I also have lymphedema and TTS. I was diagnosed with lymphedema at the age of 15 and have been treating it ever since with manual lymph drainage, compression garments, and a pump. I was diagnosed with TTS last year and had surgery in July of last year, I am still waiting to see if it worked or not. I still have a considerable amount of pain. My lymphedema is also much worse, one of the reasons my doctor waited so long to do the surgery. Does your doctor this the lymphedema is a result of your foot surgery?? Good luck with your treatment - I know it is a pain but it is worth it to keep it under control.

Re: new diagnosis to add to PF and TTS

messed up foot on 4/21/05 at 09:22 (173486)

Yes, the lymphedema is the result of the 2 surgeries.
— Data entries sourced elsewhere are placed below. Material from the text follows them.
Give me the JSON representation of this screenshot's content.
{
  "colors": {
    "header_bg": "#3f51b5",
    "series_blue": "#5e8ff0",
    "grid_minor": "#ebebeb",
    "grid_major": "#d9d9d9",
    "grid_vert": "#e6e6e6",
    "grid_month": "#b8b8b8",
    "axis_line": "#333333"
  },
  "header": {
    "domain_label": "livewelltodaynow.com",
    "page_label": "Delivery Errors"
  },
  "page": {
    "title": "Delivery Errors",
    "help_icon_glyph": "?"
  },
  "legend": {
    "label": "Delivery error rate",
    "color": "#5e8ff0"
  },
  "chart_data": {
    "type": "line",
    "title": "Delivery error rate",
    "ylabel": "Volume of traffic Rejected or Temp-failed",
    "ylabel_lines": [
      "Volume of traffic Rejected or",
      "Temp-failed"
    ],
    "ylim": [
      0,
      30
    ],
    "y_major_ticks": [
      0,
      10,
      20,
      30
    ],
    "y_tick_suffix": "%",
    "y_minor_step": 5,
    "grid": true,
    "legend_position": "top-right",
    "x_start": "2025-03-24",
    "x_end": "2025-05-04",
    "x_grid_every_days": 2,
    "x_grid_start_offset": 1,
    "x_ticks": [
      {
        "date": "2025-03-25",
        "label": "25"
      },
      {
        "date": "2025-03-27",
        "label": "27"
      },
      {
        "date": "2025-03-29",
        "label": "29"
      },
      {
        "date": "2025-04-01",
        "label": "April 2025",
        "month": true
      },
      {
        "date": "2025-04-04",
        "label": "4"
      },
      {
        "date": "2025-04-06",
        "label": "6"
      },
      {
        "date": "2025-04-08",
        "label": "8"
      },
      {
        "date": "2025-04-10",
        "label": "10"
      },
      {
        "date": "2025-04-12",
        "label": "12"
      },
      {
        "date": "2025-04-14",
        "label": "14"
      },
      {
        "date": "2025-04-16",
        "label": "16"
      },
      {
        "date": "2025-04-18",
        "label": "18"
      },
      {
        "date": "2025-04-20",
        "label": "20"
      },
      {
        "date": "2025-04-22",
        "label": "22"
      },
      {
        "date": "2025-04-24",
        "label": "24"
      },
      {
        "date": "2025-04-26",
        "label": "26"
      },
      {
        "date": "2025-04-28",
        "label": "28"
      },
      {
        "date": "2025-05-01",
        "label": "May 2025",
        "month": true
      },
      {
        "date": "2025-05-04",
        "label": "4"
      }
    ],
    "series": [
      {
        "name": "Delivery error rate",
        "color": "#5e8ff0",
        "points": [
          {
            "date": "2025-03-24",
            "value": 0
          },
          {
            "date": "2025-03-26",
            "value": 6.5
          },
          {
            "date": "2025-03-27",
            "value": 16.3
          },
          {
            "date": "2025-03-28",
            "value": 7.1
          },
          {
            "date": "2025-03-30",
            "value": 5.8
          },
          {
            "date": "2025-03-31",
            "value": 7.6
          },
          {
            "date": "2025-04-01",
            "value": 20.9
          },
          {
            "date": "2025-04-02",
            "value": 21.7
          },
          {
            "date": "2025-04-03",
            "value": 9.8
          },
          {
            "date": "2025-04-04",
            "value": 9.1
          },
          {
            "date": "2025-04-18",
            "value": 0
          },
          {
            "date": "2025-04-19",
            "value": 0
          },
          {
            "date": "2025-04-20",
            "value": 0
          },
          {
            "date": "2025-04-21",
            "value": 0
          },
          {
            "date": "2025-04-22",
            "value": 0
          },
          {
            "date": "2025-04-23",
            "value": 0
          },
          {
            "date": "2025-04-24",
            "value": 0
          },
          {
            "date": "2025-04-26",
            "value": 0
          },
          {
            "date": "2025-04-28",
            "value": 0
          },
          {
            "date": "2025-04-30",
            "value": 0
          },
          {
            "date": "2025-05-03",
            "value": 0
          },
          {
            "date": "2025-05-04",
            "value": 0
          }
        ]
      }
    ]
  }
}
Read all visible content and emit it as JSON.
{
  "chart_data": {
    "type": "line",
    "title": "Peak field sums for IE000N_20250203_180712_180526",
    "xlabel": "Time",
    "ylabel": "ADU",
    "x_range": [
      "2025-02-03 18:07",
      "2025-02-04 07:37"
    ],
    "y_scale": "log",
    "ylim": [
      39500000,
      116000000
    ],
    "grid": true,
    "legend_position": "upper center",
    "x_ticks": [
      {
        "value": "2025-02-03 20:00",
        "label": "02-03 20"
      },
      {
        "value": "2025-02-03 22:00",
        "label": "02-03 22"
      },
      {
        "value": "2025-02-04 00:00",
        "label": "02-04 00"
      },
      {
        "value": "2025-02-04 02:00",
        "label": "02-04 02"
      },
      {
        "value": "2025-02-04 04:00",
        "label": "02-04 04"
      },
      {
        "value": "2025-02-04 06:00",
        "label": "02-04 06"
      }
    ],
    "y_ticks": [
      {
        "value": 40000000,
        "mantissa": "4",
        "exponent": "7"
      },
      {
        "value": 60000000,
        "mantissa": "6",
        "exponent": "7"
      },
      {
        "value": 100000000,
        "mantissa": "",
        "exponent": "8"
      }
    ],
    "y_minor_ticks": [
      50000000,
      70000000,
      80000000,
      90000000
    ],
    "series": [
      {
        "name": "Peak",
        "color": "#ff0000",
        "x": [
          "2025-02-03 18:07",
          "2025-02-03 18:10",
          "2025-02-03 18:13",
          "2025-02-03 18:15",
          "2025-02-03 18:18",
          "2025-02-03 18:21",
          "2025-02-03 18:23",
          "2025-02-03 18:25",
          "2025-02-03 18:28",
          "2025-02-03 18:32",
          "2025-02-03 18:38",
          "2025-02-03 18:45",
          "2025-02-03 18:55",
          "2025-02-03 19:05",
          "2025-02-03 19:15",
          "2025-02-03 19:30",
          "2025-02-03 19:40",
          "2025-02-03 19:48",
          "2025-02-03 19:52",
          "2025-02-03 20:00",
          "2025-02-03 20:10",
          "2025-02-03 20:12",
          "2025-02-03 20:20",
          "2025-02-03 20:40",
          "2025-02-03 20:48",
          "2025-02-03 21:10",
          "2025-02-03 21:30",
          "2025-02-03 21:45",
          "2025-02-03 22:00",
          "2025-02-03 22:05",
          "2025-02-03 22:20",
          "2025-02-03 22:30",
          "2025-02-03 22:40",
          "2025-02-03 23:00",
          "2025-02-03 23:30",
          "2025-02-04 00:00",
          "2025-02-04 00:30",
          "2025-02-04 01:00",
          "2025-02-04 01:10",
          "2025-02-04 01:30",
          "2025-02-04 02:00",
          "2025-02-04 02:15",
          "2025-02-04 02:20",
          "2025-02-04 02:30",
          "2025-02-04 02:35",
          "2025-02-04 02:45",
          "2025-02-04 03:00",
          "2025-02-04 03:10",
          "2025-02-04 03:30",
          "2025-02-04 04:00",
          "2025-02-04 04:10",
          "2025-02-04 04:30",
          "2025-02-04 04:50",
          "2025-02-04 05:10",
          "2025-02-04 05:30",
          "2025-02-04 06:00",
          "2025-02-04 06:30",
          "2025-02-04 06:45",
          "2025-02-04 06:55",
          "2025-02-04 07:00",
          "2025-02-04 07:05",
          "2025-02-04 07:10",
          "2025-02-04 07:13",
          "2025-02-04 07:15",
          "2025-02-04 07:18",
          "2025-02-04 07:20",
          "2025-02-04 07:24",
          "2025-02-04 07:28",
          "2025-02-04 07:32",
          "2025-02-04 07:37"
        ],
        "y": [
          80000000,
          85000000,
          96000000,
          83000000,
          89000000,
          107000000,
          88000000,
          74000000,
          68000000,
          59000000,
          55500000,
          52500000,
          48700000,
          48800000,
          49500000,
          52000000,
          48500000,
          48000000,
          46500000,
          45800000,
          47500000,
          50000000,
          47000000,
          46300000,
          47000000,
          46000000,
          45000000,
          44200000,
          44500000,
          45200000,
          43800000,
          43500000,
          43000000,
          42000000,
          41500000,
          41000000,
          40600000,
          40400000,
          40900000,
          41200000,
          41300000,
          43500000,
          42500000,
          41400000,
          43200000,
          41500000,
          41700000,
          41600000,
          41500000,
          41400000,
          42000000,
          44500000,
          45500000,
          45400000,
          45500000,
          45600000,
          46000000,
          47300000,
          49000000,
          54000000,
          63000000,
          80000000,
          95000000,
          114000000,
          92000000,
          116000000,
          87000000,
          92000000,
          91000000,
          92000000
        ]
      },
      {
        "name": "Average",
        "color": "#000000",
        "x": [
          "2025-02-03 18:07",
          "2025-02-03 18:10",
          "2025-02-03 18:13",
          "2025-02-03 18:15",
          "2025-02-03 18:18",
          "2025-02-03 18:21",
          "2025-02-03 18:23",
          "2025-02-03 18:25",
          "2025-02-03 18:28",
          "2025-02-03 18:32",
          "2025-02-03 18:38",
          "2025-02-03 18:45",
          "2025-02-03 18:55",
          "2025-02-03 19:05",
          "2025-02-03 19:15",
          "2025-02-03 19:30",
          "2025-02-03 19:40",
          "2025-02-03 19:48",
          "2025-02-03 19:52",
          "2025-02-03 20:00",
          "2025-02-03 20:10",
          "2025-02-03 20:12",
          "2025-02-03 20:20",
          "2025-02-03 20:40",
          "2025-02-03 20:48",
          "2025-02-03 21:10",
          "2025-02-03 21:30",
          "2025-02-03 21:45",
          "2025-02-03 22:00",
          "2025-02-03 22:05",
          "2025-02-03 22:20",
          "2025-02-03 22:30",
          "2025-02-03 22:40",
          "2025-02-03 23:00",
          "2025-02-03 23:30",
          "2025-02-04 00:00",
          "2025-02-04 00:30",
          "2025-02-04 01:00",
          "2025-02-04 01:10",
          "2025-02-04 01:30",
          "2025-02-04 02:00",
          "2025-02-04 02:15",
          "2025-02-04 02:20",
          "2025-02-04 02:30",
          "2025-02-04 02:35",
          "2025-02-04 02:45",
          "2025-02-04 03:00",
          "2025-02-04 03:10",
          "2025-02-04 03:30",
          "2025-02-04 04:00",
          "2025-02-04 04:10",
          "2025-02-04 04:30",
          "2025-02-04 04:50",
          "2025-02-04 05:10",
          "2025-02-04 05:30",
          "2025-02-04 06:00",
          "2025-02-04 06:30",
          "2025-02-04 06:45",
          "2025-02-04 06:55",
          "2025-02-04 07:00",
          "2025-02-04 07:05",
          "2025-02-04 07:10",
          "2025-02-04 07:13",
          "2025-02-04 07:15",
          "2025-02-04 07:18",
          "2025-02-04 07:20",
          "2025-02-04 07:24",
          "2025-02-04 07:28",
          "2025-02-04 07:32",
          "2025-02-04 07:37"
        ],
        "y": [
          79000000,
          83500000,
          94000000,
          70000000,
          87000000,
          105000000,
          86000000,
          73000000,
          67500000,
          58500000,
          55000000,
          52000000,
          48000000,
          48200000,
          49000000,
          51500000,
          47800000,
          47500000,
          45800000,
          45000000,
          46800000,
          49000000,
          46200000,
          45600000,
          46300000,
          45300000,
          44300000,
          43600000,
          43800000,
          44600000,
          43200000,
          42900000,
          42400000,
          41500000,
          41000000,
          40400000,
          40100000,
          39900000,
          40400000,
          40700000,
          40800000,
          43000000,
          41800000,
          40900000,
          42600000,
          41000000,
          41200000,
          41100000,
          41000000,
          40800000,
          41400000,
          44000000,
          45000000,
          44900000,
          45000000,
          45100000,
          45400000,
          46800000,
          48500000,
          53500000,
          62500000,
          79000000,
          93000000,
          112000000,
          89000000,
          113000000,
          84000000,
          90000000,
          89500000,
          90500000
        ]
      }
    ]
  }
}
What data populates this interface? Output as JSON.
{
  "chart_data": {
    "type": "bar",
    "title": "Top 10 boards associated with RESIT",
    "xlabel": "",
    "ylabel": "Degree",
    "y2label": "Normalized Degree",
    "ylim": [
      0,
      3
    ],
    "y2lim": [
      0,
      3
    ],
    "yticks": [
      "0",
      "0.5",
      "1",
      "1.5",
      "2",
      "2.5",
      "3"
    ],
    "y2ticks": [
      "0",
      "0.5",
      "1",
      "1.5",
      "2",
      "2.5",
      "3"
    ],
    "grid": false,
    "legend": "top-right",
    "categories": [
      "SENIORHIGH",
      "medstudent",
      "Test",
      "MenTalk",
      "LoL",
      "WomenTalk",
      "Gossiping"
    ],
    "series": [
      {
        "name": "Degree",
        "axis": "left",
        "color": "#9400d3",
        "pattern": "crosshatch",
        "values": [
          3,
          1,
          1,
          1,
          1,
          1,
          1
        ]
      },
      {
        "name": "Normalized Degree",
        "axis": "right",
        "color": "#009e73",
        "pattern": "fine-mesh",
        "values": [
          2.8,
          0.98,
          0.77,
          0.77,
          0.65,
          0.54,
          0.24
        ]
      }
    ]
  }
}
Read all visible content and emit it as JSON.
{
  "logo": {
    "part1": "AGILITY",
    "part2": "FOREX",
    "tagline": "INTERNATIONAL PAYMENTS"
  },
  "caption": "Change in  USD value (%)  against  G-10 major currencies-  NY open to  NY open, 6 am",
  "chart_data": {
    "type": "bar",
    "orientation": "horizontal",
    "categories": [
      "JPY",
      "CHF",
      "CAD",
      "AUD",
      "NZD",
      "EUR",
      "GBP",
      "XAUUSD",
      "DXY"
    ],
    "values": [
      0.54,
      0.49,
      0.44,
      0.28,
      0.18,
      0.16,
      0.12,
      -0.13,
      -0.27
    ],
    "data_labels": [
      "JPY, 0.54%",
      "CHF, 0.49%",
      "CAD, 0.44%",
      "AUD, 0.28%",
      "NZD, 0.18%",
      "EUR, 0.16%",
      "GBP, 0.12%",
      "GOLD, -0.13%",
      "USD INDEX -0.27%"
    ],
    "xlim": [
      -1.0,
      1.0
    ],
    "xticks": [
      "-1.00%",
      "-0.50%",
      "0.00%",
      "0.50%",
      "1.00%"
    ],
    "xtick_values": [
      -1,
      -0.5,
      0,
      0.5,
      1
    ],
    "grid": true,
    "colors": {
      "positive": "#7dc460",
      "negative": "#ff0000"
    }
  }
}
As the day progresses, it really makes my ankle stiff and it hurts! The swelling has really done a number on the looks of my TTS incision - mine is 7' long (yes - extra long) and now it is spreading in width. Really ugly. I am trying to get into a Lymphedema clinic but the insurance co. is dragging it's feet. I'm sure that it will be approved eventually.

Anyone know if this type of lymphedema will eventually resolve? The thought of a summer with the leg wraps is sort of daunting! And I have the same TTS issues in the other foot which makes me really not eager to address.